The basic answer is that we don’t know. There’s simply not enough information from the current measurement to start saying anything more than it could be this or it could be that. If it really is a new particle, we’ll need to observe it in other channels to see how it interacts with things to really make sense of it.
A little background: CDF looked at proton-anti proton collisions where a particle called a W was produced along with two quarks or gluons. For various reasons, you don’t actually see the individual quarks or gluons, but instead they turn into what physicists call “jets”, which are basically a spray of particles in the detector. If you assume that the two jets come from the decay of a third particle, you can calculate the mass of that particle. If that was the case, you should get a large number of events where the two jets form something with roughly the same mass over and over, and if its not, the masses should be sort of randomly distributed. The challenge in this experiment is that whenever you collide protons, you get jets all over the place, so the backgrounds are incredibly high.
They do in fact see a number of events that line up at the same mass, to such an extent that would only expect randomly distributed masses to mimic that roughly 0.1% of the time. In particle physics, this is considered “evidence for” but not “discovery of” a new particle. What’s weird about this is that (a) the other experiment, D0, which runs under the same conditions, has not released anything saying they’ve seen it (b) there aren’t a whole lot of good ideas why a particle would only be observed in exactly this way, as we would have already seen it if it could be produced/decay in other ways. Both of these are not terribly good reasons to doubt the results as D0 could be frantically working on it right now and just haven’t published yet, and what we can come up with is not really a limiter on what is true.
There are a couple of things that would explain this result:
(1) Its simply not a new particle. 0.1% is not that small, and if you do enough measurements, you’ll see 0.1% effects sooner or later. There are other explanations too - if you mismeasure the energy of the jets (which is totally possible), you can make the peak appear or disappear. Now, you have to mismeasure them by roughly 3 or 4 times worse than CDF believes it can measure them to, but its still a possibility. Lastly, like I said before, the backgrounds are huge - get them slightly wrong and your signal completely vanishes. This will likely be confirmed or denied by D0’s results.

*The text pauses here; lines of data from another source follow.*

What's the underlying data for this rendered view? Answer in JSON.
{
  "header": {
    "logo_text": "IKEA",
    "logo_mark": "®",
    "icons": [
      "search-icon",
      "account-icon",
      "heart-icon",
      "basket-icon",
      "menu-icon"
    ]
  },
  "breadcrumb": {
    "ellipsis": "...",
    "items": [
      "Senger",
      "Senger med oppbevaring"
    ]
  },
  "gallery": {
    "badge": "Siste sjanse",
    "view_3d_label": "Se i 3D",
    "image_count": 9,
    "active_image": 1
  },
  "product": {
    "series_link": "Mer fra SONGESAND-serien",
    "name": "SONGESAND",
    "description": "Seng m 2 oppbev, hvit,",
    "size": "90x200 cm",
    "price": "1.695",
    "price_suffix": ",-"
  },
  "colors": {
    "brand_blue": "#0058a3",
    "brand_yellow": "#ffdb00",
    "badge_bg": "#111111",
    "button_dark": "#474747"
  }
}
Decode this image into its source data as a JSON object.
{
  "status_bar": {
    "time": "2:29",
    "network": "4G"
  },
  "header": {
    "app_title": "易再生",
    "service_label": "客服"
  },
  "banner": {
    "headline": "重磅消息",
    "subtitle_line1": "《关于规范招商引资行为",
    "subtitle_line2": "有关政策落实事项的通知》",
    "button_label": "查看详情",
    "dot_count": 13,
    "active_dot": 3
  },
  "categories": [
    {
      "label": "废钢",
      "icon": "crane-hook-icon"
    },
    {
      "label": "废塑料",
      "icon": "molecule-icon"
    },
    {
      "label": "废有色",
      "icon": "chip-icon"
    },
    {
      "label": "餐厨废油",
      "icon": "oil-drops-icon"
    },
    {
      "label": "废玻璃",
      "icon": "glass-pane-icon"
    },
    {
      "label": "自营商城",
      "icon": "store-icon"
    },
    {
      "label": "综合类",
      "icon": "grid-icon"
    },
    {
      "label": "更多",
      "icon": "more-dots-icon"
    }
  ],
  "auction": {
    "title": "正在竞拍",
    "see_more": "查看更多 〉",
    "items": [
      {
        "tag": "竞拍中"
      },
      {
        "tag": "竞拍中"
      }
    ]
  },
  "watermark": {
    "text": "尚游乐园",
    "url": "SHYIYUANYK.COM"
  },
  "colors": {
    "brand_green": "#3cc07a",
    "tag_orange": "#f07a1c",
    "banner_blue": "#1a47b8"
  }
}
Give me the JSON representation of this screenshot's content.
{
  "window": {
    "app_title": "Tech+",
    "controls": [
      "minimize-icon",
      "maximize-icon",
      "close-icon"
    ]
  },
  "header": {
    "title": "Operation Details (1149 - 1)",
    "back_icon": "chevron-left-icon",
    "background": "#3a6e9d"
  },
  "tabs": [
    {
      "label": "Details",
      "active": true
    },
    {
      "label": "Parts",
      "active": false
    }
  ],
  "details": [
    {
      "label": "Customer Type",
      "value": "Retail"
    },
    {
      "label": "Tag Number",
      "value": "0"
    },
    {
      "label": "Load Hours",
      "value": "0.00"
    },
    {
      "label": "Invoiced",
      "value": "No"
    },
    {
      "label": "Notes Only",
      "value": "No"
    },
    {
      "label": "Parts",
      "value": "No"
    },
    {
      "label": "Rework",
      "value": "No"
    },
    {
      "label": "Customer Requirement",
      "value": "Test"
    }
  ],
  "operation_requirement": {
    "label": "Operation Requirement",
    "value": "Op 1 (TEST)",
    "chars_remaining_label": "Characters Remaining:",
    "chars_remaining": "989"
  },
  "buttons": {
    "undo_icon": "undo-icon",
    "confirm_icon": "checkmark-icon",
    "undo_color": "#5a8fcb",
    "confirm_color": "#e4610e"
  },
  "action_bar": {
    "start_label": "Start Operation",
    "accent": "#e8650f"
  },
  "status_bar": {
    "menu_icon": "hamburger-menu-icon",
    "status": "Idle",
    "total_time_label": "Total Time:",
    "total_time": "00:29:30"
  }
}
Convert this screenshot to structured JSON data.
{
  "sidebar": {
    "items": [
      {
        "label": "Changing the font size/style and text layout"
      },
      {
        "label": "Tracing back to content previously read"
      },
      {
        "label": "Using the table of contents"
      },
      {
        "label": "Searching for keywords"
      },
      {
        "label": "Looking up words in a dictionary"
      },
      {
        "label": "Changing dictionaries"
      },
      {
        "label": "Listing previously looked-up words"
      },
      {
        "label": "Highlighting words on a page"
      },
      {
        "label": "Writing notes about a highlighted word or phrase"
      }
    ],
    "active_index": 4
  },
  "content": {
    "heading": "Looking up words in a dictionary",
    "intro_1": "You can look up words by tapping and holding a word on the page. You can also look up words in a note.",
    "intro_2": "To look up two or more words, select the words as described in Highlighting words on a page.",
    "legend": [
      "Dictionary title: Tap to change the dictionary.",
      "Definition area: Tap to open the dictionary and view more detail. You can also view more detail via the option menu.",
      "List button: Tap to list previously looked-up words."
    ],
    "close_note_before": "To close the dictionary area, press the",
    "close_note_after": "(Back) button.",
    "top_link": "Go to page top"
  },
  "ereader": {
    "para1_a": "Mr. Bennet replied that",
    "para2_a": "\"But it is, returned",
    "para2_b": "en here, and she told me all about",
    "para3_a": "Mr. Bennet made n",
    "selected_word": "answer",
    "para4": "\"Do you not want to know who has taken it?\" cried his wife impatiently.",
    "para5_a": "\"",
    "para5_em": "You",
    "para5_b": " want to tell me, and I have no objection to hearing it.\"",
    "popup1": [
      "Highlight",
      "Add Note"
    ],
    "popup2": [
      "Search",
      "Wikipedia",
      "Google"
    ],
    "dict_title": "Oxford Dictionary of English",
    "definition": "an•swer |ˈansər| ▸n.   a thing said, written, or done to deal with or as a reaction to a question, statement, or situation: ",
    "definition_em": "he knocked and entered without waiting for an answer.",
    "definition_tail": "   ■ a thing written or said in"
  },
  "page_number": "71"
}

(2) Its a new particle that fits on top of the standard model. That is - all of what we know is right, there’s just more stuff out there that we haven’t found yet. There are many good theories (and some being made up in the last few days!) that can explain a new particle like that with no or minimal changes to the standard model. The way we figure out if this is the case is we look for the other particles those theories predict (they almost always predict more than one new one) or we look for the new particle decaying or being produced in different ways. This would certainly change how we view some of the tough questions, but is far from setting us back 100 years.
(3) The standard model is just totally wrong and something we take for granted is just not true. We know many things that decay to two jets, they’re just all the wrong mass. Maybe certain circumstances cause conservation of energy to just be wrong, and so things that are 90 GeV are decaying as if they are 140 GeV and this measurement just happened to hit the right circumstances. Who knows, right? This is a tougher nut to crack, but is still does not set us back 100 years. For example, when we discovered quantum mechanics, we knew Newtonian mechanics was just flat out wrong in some areas, but that doesn’t change the fact that in many, many other areas Newtonian mechanics is just fine. Similarly, even if this does mean there’s some super-duper Standard Model, the normal Standard Model will be just fine in many, many areas as well.